O presidente da França, Nicolas Sarkozy, defendeu ontem a adoção de critérios trabalhistas, ambientais e de saúde para regular o comércio mundial. O Brasil tem sido contrário à mistura desses critérios com as normas comerciais sob o argumento de que poderiam servir para alimentar o protecionismo das potências industrializadas. O Itamaraty mantém essa posição desde os anos 90.
Sarkozy negou a intenção protecionista. “A comunidade internacional não pode continuar a ser esquizofrênica, renegando, na Organização Mundial do Comércio (OMC) ou no Fundo Monetário Internacional (FMI), as decisões da Organização Internacional do Trabalho (OIT) e da Organização Mundial da Saúde (OMC) ou os compromissos proclamados em Copenhague.”
Não se trata, ressalvou, de adotar a mesma legislação em toda parte nem de impor aos países pobres os padrões do mundo rico. Além disso, será preciso ajudar esses países a implementar padrões sociais e ambientais mais elevados. Esse argumento foi usado em várias ocasiões, sem convencer os negociadores brasileiros, embora eles se queixem da vantagem competitiva de países com regras mais frouxas, como a China.
Sarkozy discursou na abertura da reunião do Fórum Econômico Mundial. Dedicou a maior parte do tempo à crise financeira global e à necessidade de reformas. Acabou aproveitando a ocasião para uma série de cobranças dirigidas a parceiros do Ocidente e do Oriente.

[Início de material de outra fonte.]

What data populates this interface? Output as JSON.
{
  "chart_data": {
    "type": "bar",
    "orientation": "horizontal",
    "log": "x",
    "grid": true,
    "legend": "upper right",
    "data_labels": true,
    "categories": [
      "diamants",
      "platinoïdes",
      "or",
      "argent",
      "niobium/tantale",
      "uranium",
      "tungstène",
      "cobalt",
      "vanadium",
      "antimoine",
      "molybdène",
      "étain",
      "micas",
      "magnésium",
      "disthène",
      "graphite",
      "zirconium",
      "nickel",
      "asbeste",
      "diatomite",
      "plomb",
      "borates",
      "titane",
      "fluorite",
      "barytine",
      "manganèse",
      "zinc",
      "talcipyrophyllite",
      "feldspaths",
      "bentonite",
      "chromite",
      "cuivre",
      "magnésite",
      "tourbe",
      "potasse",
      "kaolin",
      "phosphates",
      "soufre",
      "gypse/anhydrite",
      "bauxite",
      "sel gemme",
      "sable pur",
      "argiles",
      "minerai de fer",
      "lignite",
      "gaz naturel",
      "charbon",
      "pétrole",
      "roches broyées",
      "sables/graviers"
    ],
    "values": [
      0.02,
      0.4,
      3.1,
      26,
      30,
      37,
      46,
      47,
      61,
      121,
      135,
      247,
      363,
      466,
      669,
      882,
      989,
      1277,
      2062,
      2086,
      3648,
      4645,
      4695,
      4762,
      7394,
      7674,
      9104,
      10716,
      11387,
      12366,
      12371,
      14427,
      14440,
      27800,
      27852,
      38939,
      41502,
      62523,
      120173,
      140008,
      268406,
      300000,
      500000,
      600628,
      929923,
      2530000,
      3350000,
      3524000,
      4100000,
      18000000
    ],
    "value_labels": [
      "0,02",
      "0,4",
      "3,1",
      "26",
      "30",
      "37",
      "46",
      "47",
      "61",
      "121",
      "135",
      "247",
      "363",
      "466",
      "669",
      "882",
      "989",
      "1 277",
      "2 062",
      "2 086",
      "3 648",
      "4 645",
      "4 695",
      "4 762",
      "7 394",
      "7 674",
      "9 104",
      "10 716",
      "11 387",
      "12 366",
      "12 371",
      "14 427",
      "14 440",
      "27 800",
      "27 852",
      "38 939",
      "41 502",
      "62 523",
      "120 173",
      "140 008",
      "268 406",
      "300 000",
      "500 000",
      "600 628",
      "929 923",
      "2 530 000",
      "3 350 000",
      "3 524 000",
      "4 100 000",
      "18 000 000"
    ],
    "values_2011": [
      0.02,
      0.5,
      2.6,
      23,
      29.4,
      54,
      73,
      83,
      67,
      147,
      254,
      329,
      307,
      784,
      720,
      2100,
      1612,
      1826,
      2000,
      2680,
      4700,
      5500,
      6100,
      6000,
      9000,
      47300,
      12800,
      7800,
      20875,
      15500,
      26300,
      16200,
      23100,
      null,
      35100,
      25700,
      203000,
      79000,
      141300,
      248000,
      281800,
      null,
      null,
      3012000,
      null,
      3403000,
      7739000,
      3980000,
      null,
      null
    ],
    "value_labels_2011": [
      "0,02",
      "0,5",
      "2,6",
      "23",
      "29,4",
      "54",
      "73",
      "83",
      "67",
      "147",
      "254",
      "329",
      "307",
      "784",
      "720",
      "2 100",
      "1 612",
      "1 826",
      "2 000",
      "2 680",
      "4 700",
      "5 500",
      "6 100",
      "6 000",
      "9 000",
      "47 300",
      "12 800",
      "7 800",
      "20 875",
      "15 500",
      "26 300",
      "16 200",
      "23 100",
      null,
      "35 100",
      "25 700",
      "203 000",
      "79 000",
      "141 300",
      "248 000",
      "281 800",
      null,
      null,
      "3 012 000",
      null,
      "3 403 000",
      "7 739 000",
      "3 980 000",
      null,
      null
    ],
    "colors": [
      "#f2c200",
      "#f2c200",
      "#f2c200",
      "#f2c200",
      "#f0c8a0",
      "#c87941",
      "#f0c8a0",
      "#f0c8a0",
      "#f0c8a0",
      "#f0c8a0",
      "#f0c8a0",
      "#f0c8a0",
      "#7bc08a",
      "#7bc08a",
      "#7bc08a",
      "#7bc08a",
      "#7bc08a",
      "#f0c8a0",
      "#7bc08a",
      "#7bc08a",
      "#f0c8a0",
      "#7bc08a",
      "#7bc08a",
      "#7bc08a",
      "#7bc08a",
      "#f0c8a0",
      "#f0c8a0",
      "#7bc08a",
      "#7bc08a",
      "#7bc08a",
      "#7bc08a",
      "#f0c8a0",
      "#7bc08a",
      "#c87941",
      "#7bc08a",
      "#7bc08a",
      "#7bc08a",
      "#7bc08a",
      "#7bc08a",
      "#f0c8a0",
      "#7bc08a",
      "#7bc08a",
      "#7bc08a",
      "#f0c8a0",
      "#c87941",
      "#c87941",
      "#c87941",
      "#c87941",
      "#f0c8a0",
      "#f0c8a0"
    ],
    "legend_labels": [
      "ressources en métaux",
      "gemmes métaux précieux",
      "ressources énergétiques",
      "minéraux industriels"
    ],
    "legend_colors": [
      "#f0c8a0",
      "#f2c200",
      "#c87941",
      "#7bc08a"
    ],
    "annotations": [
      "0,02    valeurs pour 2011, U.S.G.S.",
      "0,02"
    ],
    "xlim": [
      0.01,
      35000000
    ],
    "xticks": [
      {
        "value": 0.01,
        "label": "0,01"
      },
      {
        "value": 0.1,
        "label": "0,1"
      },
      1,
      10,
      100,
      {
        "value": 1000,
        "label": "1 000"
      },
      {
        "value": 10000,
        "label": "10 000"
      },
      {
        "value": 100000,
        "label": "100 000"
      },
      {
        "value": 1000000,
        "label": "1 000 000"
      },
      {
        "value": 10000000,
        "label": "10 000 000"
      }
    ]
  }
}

“Como podemos conceber que num mundo competitivo os bancos europeus tenham três vezes mais capital para cobrir riscos que os bancos americanos ou asiáticos? Regras financeiras combinadas em reuniões do Grupo dos 20 (G-20) não foram adotadas igualmente por todos os membros do clube”, queixou-se o presidente. “Temos de construir nosso futuro comum com base nos ganhos do multilateralismo, do G-20 e de Copenhague”, proclamou.
A cobrança estendeu-se às políticas de câmbio e aos desequilíbrios internacionais. “Países com superávit comercial devem consumir mais e elevar os padrões de vida e de proteção social de seus cidadãos. Países com déficit devem esforçar-se para consumir um pouco menos e pagar seus débitos.” A primeira parte foi, obviamente, dirigida à China. A segunda, aos Estados Unidos.
O câmbio, afirmou Sarkozy, é um elemento central desses desequilíbrios. “Não podemos ter um mundo multipolar e uma única moeda de referência em todo o mundo”, dise, em referência ao dólar. Em seguida, atacou a China e sua moeda subvalorizada. “Não podemos pregar o comércio livre e tolerar o dumping monetário.”
Em 2011, lembrou, a França presidirá o G-8 e o G-20 e vai por a reforma do sistema monetário internacional da agenda. “Precisamos de um novo Bretton Woods”, disse, referindo-se ao acordo de fundação do FMI, em 1944.
Ele ainda voltou a defender a cobrança de um imposto “sobre a especulação”, proposto pelo primeiro-ministro Gordon Brown, do Reino Unido, e apoiado por governos europeus, mas não pelo americano. Seria um dos passos necessários, afirmou, para a reabilitação dos sistemas econômico e financeiro.